The footage, uploaded by Kellen Uptadel on Wednesday, has been viewed more than 136,000 times and shows Uptadel and his fellow ice anglers kicking up spray as their two vehicles made their way across the lake in northern Minnesota on Presidents Day.
There's so much water on the lake it makes it look as though the vehicles are skipping across the ice, and many of those commenting on the video are less than impressed that the anglers from South Haven, Minnesota, are seemingly putting their lives at risk.
But despite there being many, manystories this winter of drivers crashing through lake ice, in this instance the effect was created by snowmelt and heavy rain over the weekend settling atop the thick lake ice.
How thick? 30 inches thick, according to Janet Gohman, one of the five people in the two vehicles that drove across Upper Red Lake ice on their way back from cleaning their walleye at JR's Bait Shop on Lower Red Lake's southern shore.
Here's the video (warning, we think we detect a swear word in there at one point).
Should have brought the wakeboard! With Cory Petersen Ryan Mullen Janet Gohman and Jim Schindler
Posted by Kellen Utpadel on Wednesday, 22 February 2017
Gohman admitted that she was "anxious" as they went across the lake, but they had drilled a lot of holes on their trip – on which they caught their walleye limit every day – and were confident the ice was solid.

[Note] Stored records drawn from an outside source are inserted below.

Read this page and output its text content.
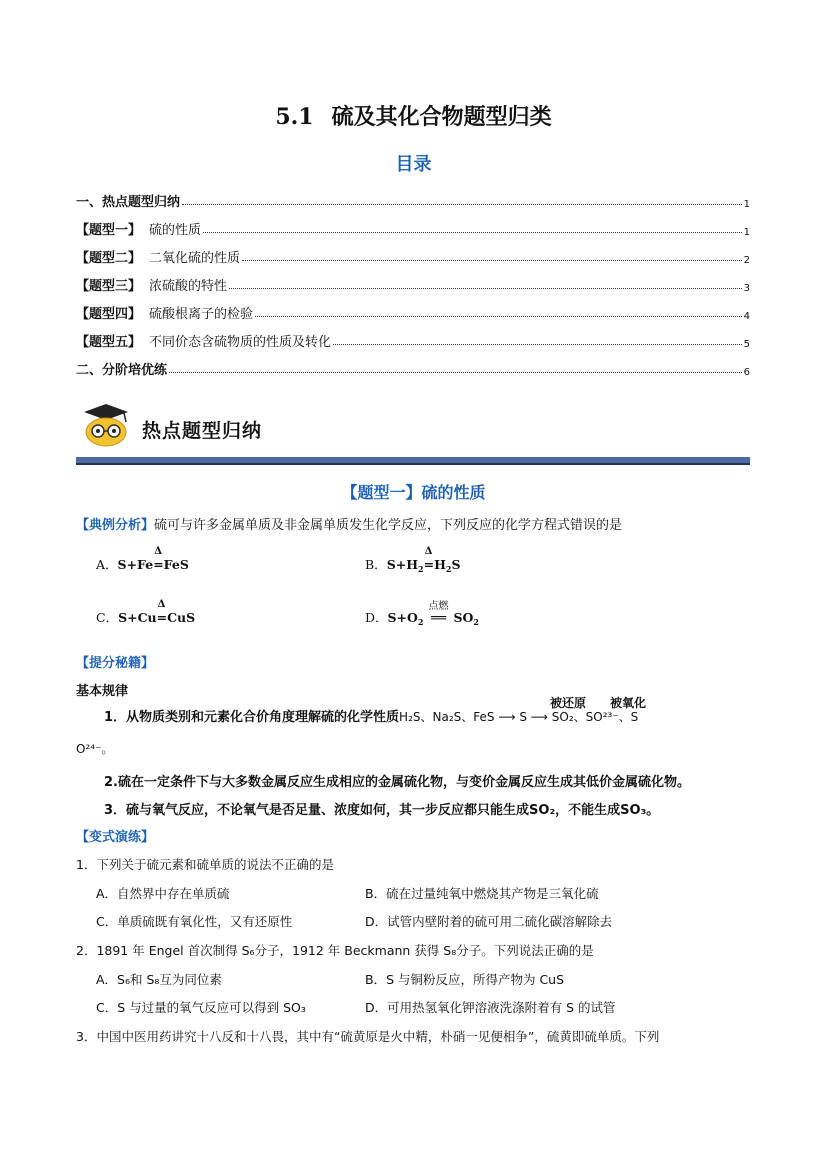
5.1 硫及其化合物题型归类
目录
一、热点题型归纳	1
【题型一】 硫的性质	1
【题型二】 二氧化硫的性质	2
【题型三】 浓硫酸的特性	3
【题型四】 硫酸根离子的检验	4
【题型五】 不同价态含硫物质的性质及转化	5
二、分阶培优练	6
热点题型归纳
【题型一】硫的性质
【典例分析】硫可与许多金属单质及非金属单质发生化学反应，下列反应的化学方程式错误的是
A．S+FeΔ =FeS	B．$S+H_2\Delta =H_2S$
C．S+CuΔ =CuS	D．$S+O_2$
点燃
══ $SO_2$
【提分秘籍】
基本规律
1．从物质类别和元素化合价角度理解硫的化学性质H₂S、Na₂S、FeS ⟶ S ⟶ SO₂、SO²³⁻、S
被还原 被氧化
O²⁴⁻。
2.硫在一定条件下与大多数金属反应生成相应的金属硫化物，与变价金属反应生成其低价金属硫化物。
3．硫与氧气反应，不论氧气是否足量、浓度如何，其一步反应都只能生成SO₂，不能生成SO₃。
【变式演练】
1．下列关于硫元素和硫单质的说法不正确的是
A．自然界中存在单质硫	B．硫在过量纯氧中燃烧其产物是三氧化硫
C．单质硫既有氧化性，又有还原性	D．试管内壁附着的硫可用二硫化碳溶解除去
2．1891 年 Engel 首次制得 S₆分子，1912 年 Beckmann 获得 S₈分子。下列说法正确的是
A．S₆和 S₈互为同位素	B．S 与铜粉反应，所得产物为 CuS
C．S 与过量的氧气反应可以得到 SO₃	D．可用热氢氧化钾溶液洗涤附着有 S 的试管
3．中国中医用药讲究十八反和十八畏，其中有“硫黄原是火中精，朴硝一见便相争”，硫黄即硫单质。下列
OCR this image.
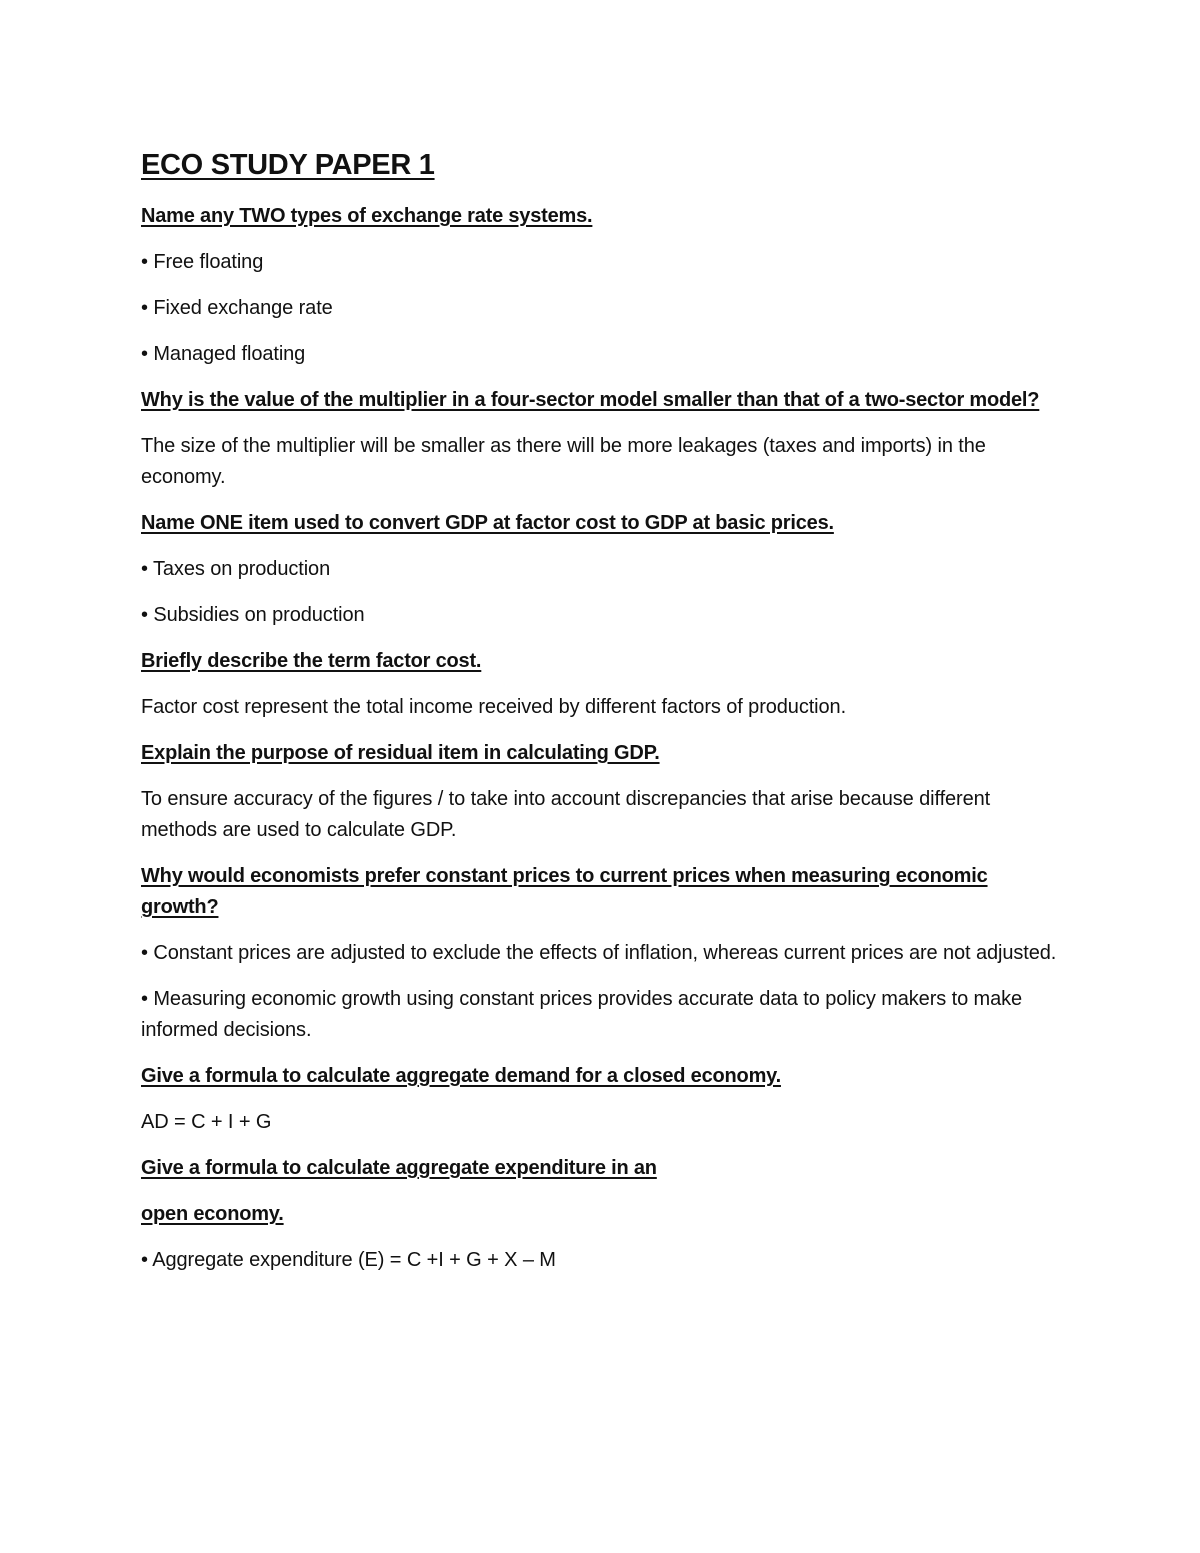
ECO STUDY PAPER 1
Name any TWO types of exchange rate systems.
• Free floating
• Fixed exchange rate
• Managed floating
Why is the value of the multiplier in a four-sector model smaller than that of a two-sector model?
The size of the multiplier will be smaller as there will be more leakages (taxes and imports) in the economy.
Name ONE item used to convert GDP at factor cost to GDP at basic prices.
• Taxes on production
• Subsidies on production
Briefly describe the term factor cost.
Factor cost represent the total income received by different factors of production.
Explain the purpose of residual item in calculating GDP.
To ensure accuracy of the figures / to take into account discrepancies that arise because different methods are used to calculate GDP.
Why would economists prefer constant prices to current prices when measuring economic growth?
• Constant prices are adjusted to exclude the effects of inflation, whereas current prices are not adjusted.
• Measuring economic growth using constant prices provides accurate data to policy makers to make informed decisions.
Give a formula to calculate aggregate demand for a closed economy.
AD = C + I + G
Give a formula to calculate aggregate expenditure in an
open economy.
• Aggregate expenditure (E) = C +I + G + X – M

This was backed up by Trapper, the owner of Trapper's Bait Shop in Shooks, Minnesota, who told GoMN the lake ice is 29-30 inches thick and that he water on top of the ice has since disappeared.
JR's Bait Shop website described the weather the past weekend as "crazy, from 64 degrees to pouring rain" but that the lake was in "very good shape and getting better every day."
Since the video, ice-melt warning
On Wednesday, the Red Lake Police Department started advising people not to take vehicles other than ATVs or snowmobiles out on Lower Red Lake, finding a "number of locations" near the shoreline and on the lake near ice heaves that are "rapidly deteriorating."
In a Facebook post, it said a community fishing event in Redby scheduled for Saturday is canceled, and added: "Please use extreme caution when venturing on the lake during the upcoming weeks for fishing and pay attention to black ice, honey comb appearances and portions of the lake holding large and heavy amounts of water upon ice surfaces."
The Minnesota DNR issued its own warning to drivers on Thursday, saying conditions on lakes across the state are deteriorating, and some local sheriffs might order ice shelters be removed earlier than usual (last date for southern MN is Mar. 6, and for northern MN is Mar. 20).
According to the DNR, the earliest ice-out date on record for Upper and Lower Red Lake was April 1, 2012, while the latest was May 17, 1996. The average ice-out date is April 29.